Нильс Люне | страница 16
Как бы высоко ни возносил человек свой трон, как бы уверенно ни надвигал на свое чело тиару гения и исключительности, никогда не может он быть спокоен, что в один прекрасный день вдруг не захочет, подобно царю Навуходоносору, ходить на–четвереньках и щипать траву в обществе обычной полевой скотинки.
Эта беда и приключилась с господином Бигумом, когда он просто–напросто влюбился во фрекен Эделе. Что толку было ему подтасовывать мировую историю ради оправдания своей любви, что толку называть Эделе Лаурой, Беатриче, Витторией Колонна? Ведь все нимбы, которыми венчал он свою страсть, гасли, не успевал он возжечь их, в неумолимом свете той истины, что влюблен он в красоту Эделе и что пленили его не качества ее ума или сердца, но, напротив, ее изящество, ее легкий светский тон, ее самоуверенность, и даже — увы! — ее милое бесстыдство. Да, именно такая любовь и должна была всего верней неприглядно показать ему непостоянство природы человеческой.
Но что же из того! Что им, вечным истинам и минутным заблуждениям, сплетенным, кольцо с кольцом, в ту кольчугу, какой считал он свои понятия, что им всем до его любви! Они — соль жизни, ее суть и сила, — так пусть же померятся силой с его любовью и, если окажутся слабей, разобьются, ну, а если сильней…
Но они распались, разлезлись, они расползлись, как гнилая пряжа. Где было им ее победить! К чему ей вечные истины? А неоспоримые суждения — много ль они ему помогли? И разве удалось ему заворожить ее мыслью, проникающей непостижимые глубины? Все, чем владел он, утратило цену. Да сияй его душа хоть стократ ярче самого солнца, что пользы в ее блеске, раз он скрыт безобразным нищим плащом Диогена? О, форма, форма, дайте мне форму, дайте мне эти тридцать сребреников за все сокровища моей души, дайте мне тело Алкида, плащ Дон—Жуана и звание камер–юнкера!
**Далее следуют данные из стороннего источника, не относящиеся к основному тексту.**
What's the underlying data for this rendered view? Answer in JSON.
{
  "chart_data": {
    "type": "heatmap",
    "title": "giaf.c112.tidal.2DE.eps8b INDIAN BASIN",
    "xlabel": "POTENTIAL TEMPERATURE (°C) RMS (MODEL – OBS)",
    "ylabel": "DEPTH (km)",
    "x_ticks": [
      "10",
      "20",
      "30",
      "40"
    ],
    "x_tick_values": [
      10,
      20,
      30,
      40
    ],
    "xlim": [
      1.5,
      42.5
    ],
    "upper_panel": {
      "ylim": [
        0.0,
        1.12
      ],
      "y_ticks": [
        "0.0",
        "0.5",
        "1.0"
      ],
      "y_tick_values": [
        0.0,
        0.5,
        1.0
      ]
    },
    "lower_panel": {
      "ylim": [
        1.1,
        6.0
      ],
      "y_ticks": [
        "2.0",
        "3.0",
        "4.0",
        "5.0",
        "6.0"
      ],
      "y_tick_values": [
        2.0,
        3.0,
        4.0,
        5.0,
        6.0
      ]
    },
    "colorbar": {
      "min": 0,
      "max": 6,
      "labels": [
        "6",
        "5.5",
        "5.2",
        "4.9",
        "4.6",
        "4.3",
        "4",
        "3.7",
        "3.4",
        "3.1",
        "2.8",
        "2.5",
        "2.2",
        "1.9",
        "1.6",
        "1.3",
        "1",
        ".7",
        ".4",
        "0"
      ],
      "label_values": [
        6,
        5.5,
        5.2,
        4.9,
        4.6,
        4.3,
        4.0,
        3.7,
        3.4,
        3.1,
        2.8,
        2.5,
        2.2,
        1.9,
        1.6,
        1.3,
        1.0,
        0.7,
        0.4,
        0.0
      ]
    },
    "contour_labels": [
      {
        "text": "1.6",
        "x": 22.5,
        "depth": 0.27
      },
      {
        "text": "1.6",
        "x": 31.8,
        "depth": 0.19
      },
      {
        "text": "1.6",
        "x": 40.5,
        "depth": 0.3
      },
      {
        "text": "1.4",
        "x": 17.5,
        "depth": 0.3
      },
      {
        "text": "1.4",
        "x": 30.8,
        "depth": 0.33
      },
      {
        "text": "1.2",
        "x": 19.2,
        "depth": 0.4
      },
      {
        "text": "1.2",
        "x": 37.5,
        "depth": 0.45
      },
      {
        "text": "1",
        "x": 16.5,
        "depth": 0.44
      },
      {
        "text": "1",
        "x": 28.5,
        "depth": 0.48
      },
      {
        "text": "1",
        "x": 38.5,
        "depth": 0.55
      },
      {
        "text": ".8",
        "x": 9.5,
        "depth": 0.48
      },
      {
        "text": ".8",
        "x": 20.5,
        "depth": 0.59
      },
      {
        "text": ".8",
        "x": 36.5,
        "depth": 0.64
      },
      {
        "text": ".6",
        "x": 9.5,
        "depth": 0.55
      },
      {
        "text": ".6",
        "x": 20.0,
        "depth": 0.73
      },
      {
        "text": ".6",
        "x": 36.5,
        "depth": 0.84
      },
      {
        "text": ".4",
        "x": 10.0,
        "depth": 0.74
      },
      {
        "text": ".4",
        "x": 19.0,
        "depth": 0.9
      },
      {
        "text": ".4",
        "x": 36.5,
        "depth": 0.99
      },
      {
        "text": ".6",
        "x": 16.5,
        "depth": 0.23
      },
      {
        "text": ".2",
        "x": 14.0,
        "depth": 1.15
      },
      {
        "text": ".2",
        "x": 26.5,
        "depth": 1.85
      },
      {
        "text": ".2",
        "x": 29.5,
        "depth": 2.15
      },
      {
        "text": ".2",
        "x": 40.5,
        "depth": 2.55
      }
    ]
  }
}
Но чего у него не было, того не было, и Эделе ничуть не нравились ни его неуклюжая философичность, все движения жизни обнажавшая до варварских абстракций, ни его способ выражаться с редкой самоуверенностью, всегда шумной и неуместной, как барабан в нежном концерте. Его вечное напряжение, вечная готовность его мысли тужиться над всякой безделицей, как силач над тяжелой гирей, только смешили ее, и она досадовала, когда в праведном усердии он нескромно выдавал едва задетое беседой инкогнито какого–нибудь чувства, невоспитанно называя его собственным именем в тот самый миг, когда оно уже спешило ускользнуть от него и скрыться за поворотом разговора.